ライブラリのドキュメント/READMEを更新して、ライブラリの管理者/寄稿者やアプリ開発者向けのライブラリの使用方法に関するSOP(標準運用手順)を含めることをお勧めします。
アプリ開発者への通知
Vegaに対応させるためにライブラリを移植した場合は、こちらに詳細を提出してください。提出された情報に基づいて、Vegaがサポートするライブラリとサービスと、サポート対象のサードパーティのライブラリとサービスのページにそのライブラリが追加されます。ナレッジベースに記事を投稿して、ライブラリやその使用方法を紹介することもできます。
よくある質問(FAQ)
- React Native用のライブラリはどのように作成しますか? React Nativeアプリ向けにライブラリを構築するためのガイダンスについては、React Nativeのライブラリの作成(英語のみ)に関するページを参照してください。Vega固有のコード用の
keplerフォルダを作成できます。 - VegaはどのバージョンのReact Nativeをサポートしていますか? Vega向けReact Nativeは現在、React Native 0.72をサポートしています。
- VegaはReact Nativeの新しいアーキテクチャをサポートしていますか? Vegaでは、Fabricやターボモジュールなどを含む新しいアーキテクチャをサポートしています。
- デバイスのメタデータを検索する方法を教えてください。 Vegaでは、開発者がデバイスのメタデータを検索できるように、Platform API、Identifiers API、react-native-device-infoの移植版を提供しています。
- Vegaの新機能/APIをリクエストする方法を教えてください。 不足している機能をリクエストするには、機能リクエストセクションを使用してください。また、Q&Aセクションで質問を送信して、Amazonのエンジニアからガイダンスを受けることもできます。
- Vegaのバグが疑われる場合はどうすれば報告できますか? バグの疑いがある場合は、バグレポートセクションを使用してください。
- VegaはWebCrypto APIをサポートしていますか? WebCrypto APIの一部は、Vega Cryptoライブラリを通じて実装されています。

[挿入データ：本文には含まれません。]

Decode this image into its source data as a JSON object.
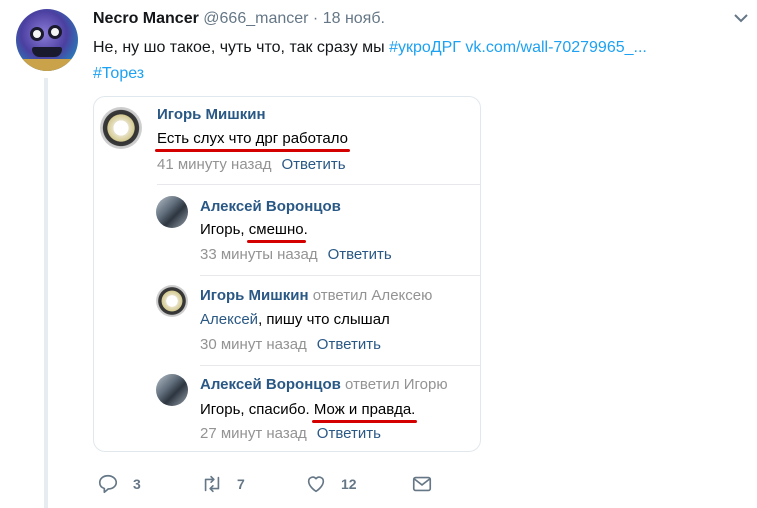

- Vegaはアプリのライフサイクルイベントを取得する手段を提供していますか? React NativeのAppState APIを使用して、アプリの状態が変化したときに通知できます。
- Vegaはアプリのビデオアナリティクスを取得する手段を提供していますか? アプリ開発者向けに、React NativeコンポーネントにW3C Media APIを実装しています。このAPIをメディア再生イベントのフックとして使用できます。
- ライブラリとVegaの互換性を維持するにはどうすればよいですか? Amazonでは、Vega SDKの新しいバージョンをリリースする際に新機能、修正、改善を加えます。ライブラリがVegaとの互換性を維持できるように、リリースごとにライブラリをテストすることをお勧めします。
- Amazonが移植したライブラリはスコープされていますか? はい。Amazonによって移植されたすべてのライブラリは、
@amazon-devices名前空間でスコープされています。デフォルトの名前をVegaプラットフォームに移植した同等の名前に置き換える方法については、Vegaモジュールリゾルバーのプリセットを参照してください。